Distracted, Harry would let them have their way, all while thinking with slight irritation that their efforts were ridiculous and in vain. They couldn’t possibly know! Of course they didn’t know! No one in the history of the Wizarding world had survived a killing curse, except Harry Potter. No one else had had a horcrux attached to their soul and then had it blown off. How could they express themselves with such confidence on diagnosis and prognosis?

 

This morning, when his last fellow patient left the ward, Harry finally put his foot down, cancelled the consultation planned for the day and explained firmly yet politely to Mme Pomfrey that he did not want to meet any other healers. Mme Pomfrey respected his decision, although slightly huffing and possibly resenting him for turning down her well-meant aid, because she promptly disappeared from the ward and only monitored her patient from a distance. That was how Harry had suddenly found himself alone for the first time since the end of the war, with abundance of time to think about his future. 

 

Somehow the hours passed, however, Harry knew not how.
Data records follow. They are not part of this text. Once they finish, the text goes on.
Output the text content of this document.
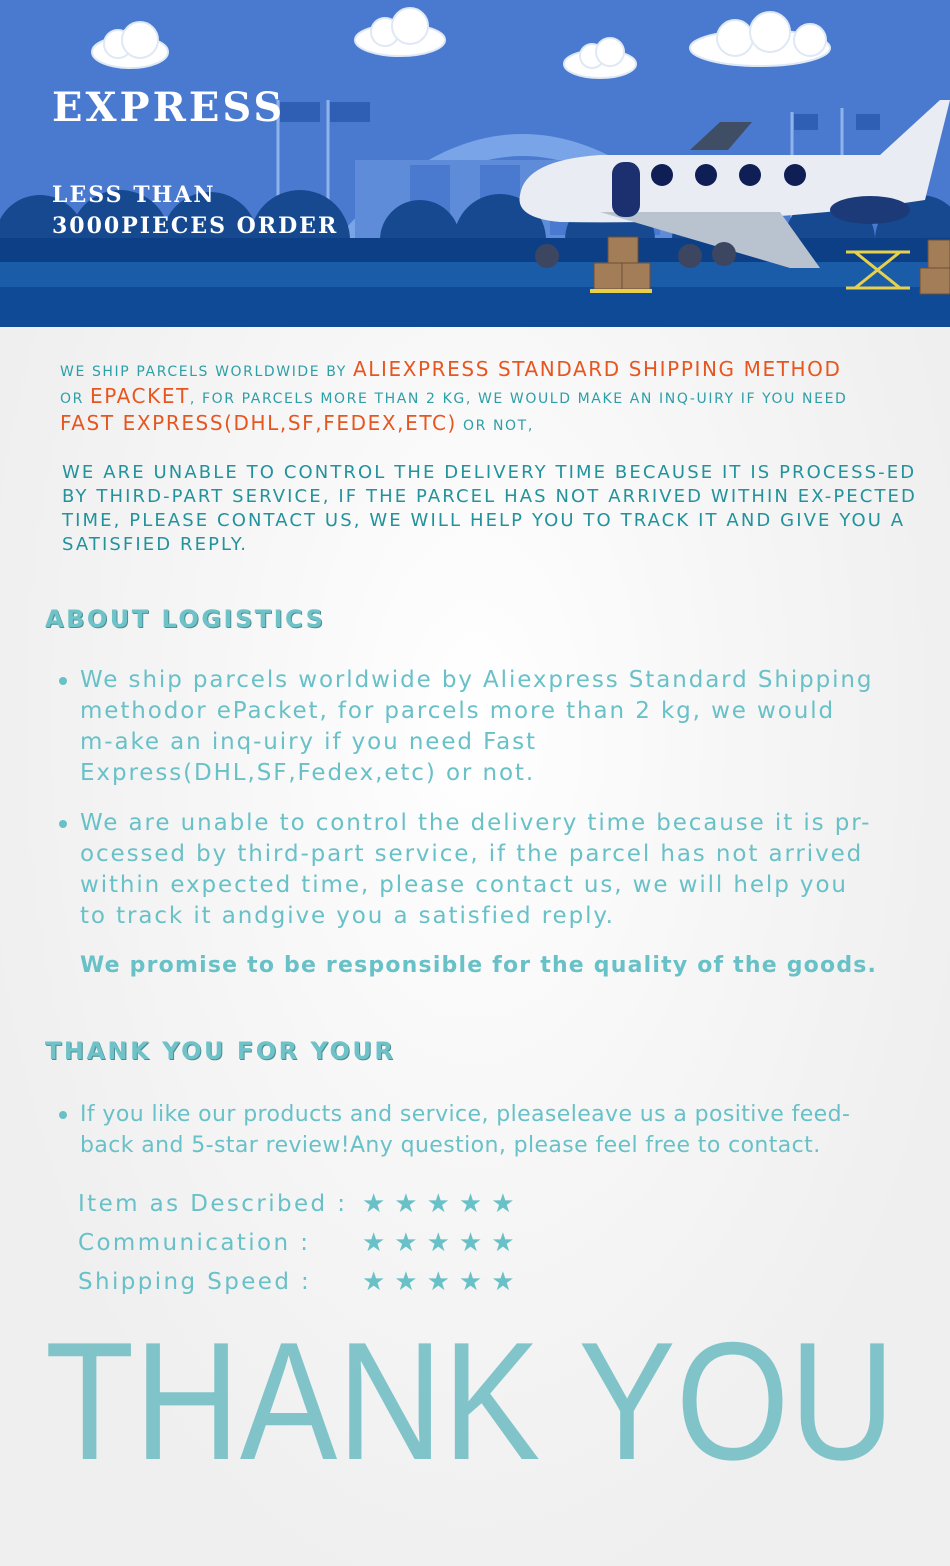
EXPRESS
LESS THAN
3000PIECES ORDER

WE SHIP PARCELS WORLDWIDE BY ALIEXPRESS STANDARD SHIPPING METHOD
OR EPACKET, FOR PARCELS MORE THAN 2 KG, WE WOULD MAKE AN INQ-UIRY IF YOU NEED
FAST EXPRESS(DHL,SF,FEDEX,ETC) OR NOT,

WE ARE UNABLE TO CONTROL THE DELIVERY TIME BECAUSE IT IS PROCESS-ED BY THIRD-PART SERVICE, IF THE PARCEL HAS NOT ARRIVED WITHIN EX-PECTED TIME, PLEASE CONTACT US, WE WILL HELP YOU TO TRACK IT AND GIVE YOU A SATISFIED REPLY.

ABOUT LOGISTICS
We ship parcels worldwide by Aliexpress Standard Shipping methodor ePacket, for parcels more than 2 kg, we would m-ake an inq-uiry if you need Fast Express(DHL,SF,Fedex,etc) or not.
We are unable to control the delivery time because it is pr-ocessed by third-part service, if the parcel has not arrived within expected time, please contact us, we will help you to track it andgive you a satisfied reply.
We promise to be responsible for the quality of the goods.
THANK YOU FOR YOUR
If you like our products and service, pleaseleave us a positive feed-back and 5-star review!Any question, please feel free to contact.
Item as Described : ★★★★★
Communication :	★★★★★
Shipping Speed :	★★★★★
THANK YOU
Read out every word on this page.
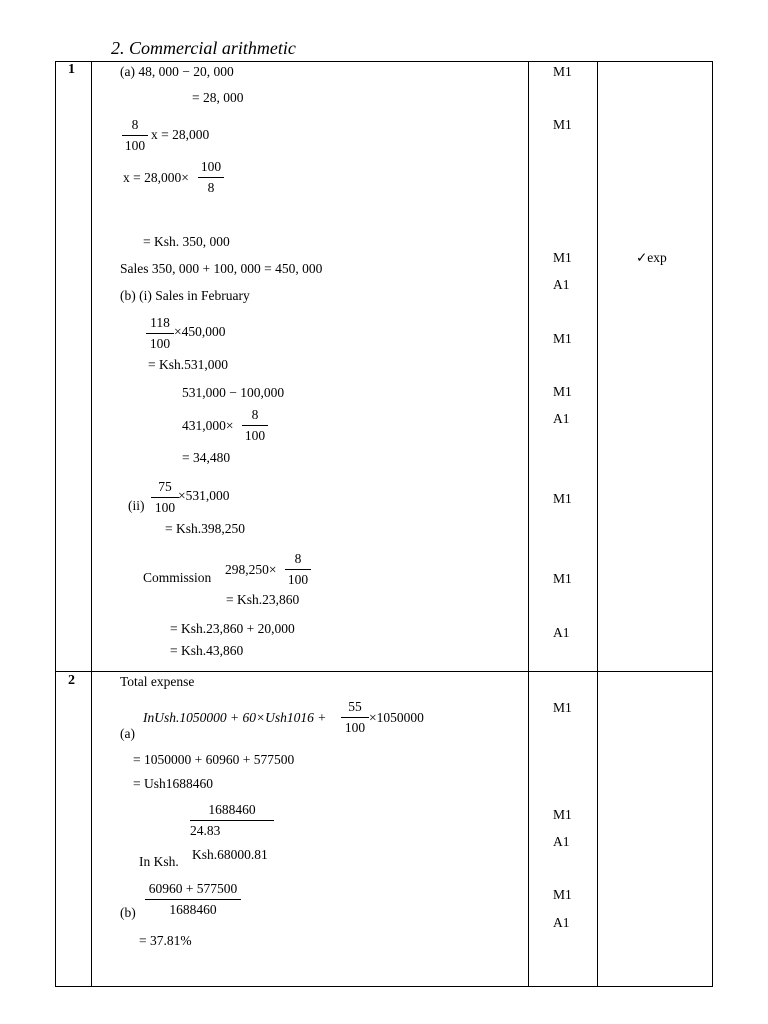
2. Commercial arithmetic
1	(a) 48, 000 − 20, 000
= 28, 000
8
100
x = 28,000
x = 28,000×
100
8
= Ksh. 350, 000
Sales 350, 000 + 100, 000 = 450, 000
(b) (i) Sales in February
118
100
×450,000
= Ksh.531,000
531,000 − 100,000
431,000×
8
100
= 34,480
(ii)
75
100
×531,000
= Ksh.398,250
Commission
298,250×
8
100
= Ksh.23,860
= Ksh.23,860 + 20,000
= Ksh.43,860
M1
M1
M1
A1
M1
M1
A1
M1
M1
A1
✓exp
2	Total expense
(a)
InUsh.1050000 + 60×Ush1016 +
55
100
×1050000
= 1050000 + 60960 + 577500
= Ush1688460
1688460
24.83
In Ksh. Ksh.68000.81
(b)
60960 + 577500
1688460
= 37.81%
M1
M1
A1
M1
A1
His thoughts wandered aimlessly and he listened to the silence of the stone walls of the ward with almost rapt concentration. So quiet! Such blessed stillness! Reflecting on the matter for the first time, he realised that there was no threat left. The world was safe from Voldemort, and his own mind was free from another presence, finally tranquil. It was a thought that should thrill and delight him, but it only made him wondrous and strangely empty.

 

Similarly, he experienced the fine spring rain as if for the first time in life. It left him elated and saddened at the same time, making him feel like crying. So many tears had fallen around him the past few weeks, but Harry had not shed a single one himself. He sat by the window, he did not know for how long, until his stream of consciousness was interrupted.

 

”Mr Potter,” said a brisk voice. He opened his eyes and sat himself more upright as he observed Mme Pomfrey advance from the door to her office. 

 

”Mrs Petunia Dursley is here to see you, Harry,” she proceeded more gently. Harry’s eyes widened as he raised his eyebrows at the unexpected statement. What on earth was his aunt doing at Hogwarts?